Advogado de Daniel Silveira renuncia à defesa e usa tom irônico ao chamar Alexandre de Moraes de “magnânimo ditador”

Pablo Valadares/Câmara dos Deputados

O advogado Paulo César Rodrigues de Faria, que atuava na defesa do ex-deputado federal Daniel Silveira, protocolou petição no Supremo Tribunal Federal (STF) renunciando formalmente ao mandato, mas o documento chamou atenção pelo tom irônico e pelas críticas direcionadas ao ministro Alexandre de Moraes.

Na peça apresentada à Corte, o advogado afirma encerrar sua atuação profissional por “exaustão do trabalho” e também por questões pessoais e de saúde.
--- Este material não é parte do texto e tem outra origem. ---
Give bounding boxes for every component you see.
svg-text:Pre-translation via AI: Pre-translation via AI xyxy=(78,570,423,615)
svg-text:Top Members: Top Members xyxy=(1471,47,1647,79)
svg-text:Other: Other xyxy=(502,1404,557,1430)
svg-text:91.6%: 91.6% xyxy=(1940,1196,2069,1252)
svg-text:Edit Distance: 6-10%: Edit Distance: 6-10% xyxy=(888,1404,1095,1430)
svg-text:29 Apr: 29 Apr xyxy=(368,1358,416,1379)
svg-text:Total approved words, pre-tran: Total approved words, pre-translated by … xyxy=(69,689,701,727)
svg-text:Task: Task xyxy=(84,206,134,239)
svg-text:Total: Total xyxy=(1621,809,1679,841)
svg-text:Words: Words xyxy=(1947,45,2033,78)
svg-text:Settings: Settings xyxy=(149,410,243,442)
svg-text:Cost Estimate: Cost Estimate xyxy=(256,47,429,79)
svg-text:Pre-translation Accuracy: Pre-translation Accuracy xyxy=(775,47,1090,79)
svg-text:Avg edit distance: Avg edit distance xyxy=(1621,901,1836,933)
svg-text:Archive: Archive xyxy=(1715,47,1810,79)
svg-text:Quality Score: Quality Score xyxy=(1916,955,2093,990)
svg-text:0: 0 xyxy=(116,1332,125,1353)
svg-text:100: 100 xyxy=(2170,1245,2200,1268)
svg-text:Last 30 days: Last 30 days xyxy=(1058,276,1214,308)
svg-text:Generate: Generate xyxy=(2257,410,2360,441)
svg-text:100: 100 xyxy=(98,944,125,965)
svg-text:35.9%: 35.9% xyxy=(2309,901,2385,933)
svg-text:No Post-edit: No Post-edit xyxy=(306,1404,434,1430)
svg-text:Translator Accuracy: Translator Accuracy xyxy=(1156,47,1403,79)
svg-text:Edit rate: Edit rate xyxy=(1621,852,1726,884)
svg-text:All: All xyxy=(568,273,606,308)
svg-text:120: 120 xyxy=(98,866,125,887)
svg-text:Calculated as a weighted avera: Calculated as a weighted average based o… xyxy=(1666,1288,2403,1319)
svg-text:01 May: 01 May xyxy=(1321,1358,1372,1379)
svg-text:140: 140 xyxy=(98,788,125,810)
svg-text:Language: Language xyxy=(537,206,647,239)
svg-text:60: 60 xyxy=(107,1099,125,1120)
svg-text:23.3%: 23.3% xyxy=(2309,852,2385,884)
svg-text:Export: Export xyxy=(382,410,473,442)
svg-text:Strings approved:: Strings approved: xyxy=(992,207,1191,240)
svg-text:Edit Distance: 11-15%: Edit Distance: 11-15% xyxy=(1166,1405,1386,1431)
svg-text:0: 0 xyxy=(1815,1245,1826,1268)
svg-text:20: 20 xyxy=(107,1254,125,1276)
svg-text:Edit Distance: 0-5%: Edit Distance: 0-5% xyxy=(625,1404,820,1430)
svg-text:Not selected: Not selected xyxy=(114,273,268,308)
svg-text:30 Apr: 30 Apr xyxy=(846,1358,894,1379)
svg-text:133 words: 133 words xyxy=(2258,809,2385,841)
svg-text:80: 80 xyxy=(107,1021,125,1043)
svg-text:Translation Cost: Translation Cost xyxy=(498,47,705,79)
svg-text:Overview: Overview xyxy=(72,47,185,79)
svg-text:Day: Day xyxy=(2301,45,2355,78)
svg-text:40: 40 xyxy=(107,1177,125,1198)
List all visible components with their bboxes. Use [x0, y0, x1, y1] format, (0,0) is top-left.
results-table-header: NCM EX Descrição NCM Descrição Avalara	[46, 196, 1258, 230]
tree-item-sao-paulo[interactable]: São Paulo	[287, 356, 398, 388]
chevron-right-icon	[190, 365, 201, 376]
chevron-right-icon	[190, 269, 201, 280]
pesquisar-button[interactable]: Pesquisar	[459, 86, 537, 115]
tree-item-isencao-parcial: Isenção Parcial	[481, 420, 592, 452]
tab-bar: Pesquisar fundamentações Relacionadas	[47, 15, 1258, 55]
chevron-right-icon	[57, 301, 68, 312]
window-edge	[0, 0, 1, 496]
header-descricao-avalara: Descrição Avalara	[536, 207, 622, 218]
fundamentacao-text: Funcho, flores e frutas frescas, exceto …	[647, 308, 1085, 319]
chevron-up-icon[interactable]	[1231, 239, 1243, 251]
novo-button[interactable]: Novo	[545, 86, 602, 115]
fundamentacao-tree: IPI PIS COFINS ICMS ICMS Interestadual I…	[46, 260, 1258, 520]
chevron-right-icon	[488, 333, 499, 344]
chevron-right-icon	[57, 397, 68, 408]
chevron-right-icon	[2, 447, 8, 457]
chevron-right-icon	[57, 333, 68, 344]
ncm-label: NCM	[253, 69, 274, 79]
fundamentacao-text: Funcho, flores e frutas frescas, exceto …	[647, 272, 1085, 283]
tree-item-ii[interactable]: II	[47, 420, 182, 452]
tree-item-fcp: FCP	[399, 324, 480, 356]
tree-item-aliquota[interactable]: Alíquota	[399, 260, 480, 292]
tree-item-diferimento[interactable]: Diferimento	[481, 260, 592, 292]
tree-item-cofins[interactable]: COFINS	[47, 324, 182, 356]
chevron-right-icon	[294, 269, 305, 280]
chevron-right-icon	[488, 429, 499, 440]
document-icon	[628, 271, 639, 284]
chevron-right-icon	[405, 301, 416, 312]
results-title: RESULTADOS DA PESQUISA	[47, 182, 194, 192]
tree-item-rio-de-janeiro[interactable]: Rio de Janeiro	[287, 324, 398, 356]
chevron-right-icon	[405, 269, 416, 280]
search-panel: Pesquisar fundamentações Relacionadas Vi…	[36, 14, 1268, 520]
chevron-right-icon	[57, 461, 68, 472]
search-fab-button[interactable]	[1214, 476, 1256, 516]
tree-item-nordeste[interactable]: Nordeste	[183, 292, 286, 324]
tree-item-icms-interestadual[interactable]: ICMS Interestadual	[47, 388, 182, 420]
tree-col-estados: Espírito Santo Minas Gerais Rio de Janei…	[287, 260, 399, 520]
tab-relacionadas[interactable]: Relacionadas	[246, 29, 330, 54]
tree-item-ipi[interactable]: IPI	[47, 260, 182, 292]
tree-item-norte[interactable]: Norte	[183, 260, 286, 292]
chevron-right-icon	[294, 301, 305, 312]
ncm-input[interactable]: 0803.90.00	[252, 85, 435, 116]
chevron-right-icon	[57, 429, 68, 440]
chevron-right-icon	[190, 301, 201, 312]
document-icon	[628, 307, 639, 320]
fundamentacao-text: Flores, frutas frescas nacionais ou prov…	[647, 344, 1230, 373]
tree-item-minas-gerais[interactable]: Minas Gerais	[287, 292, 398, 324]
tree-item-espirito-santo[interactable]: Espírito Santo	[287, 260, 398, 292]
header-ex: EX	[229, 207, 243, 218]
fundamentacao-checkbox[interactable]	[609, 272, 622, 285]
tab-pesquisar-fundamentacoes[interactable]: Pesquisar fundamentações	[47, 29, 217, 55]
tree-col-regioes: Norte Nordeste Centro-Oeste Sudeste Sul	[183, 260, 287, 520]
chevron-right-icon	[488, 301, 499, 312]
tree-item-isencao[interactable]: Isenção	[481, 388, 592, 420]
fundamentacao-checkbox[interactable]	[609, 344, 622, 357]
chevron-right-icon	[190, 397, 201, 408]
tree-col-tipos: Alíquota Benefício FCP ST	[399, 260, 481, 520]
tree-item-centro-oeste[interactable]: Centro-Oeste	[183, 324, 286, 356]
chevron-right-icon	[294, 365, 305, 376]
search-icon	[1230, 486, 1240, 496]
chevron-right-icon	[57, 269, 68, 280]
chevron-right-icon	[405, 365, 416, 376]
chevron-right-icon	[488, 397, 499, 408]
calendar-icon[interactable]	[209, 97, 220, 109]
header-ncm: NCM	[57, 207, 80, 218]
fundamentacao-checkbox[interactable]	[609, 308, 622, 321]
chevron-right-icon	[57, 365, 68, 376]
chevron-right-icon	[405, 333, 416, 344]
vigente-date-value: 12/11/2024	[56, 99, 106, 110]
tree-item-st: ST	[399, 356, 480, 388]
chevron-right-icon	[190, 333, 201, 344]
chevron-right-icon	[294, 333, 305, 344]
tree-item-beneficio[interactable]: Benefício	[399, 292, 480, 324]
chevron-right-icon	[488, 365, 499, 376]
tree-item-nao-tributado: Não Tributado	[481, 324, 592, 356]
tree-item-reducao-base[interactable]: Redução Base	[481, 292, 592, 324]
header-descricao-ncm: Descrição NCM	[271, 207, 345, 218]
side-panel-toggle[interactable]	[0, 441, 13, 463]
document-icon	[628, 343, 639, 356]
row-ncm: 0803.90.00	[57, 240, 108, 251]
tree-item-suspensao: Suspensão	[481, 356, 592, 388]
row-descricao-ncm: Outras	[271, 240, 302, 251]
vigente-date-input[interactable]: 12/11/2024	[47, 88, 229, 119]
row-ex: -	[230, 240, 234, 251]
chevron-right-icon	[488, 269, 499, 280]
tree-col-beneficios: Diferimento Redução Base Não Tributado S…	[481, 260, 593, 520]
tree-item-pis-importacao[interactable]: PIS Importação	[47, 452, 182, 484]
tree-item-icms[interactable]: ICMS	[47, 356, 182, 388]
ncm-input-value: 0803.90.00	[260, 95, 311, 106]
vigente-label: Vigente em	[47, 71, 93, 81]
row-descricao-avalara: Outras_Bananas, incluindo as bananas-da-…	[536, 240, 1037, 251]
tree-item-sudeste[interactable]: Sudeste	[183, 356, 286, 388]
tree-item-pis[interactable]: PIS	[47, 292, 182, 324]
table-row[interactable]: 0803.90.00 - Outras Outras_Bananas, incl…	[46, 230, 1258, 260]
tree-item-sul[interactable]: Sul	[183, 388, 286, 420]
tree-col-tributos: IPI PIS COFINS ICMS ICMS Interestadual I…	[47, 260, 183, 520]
No entanto, o trecho que mais repercutiu foi a forma como ele se dirigiu ao relator dos processos, referindo-se ao magistrado como “magnânimo ditador”, expressão incomum em petições judiciais e que rapidamente ganhou repercussão nos meios jurídicos e políticos.

Além disso, o advogado também classificou Daniel Silveira como “perseguido político” e fez menções indiretas ao que considera excesso de sigilo em determinados procedimentos, afirmando que apenas “o Deus Supremo do Universo Tupiniquim” teria conhecimento pleno de alguns conteúdos, em referência irônica às decisões tomadas no âmbito dos inquéritos conduzidos pelo STF.

Na petição, Paulo César pede a exclusão de seu nome da capa dos autos e solicita que eventuais prazos sejam direcionados a outros advogados já cadastrados ou, na ausência deles, que o ex-deputado seja intimado para constituir nova defesa.

O tom adotado no documento foge do padrão técnico tradicional esperado em manifestações perante a Suprema Corte e deve gerar debate sobre os limites da liberdade de expressão de advogados em peças processuais, bem como sobre a crescente tensão entre parte da advocacia e decisões recentes do STF.

Daniel Silveira, ex-parlamentar aliado do ex-presidente Jair Bolsonaro, tem sido alvo de diversas decisões judiciais relacionadas a investigações e condenações envolvendo ataques às instituições democráticas, o que mantém seu caso entre os mais polarizados do cenário político-jurídico nacional.

Até o momento, não houve manifestação oficial do ministro Alexandre de Moraes ou do Supremo Tribunal Federal sobre o teor da petição.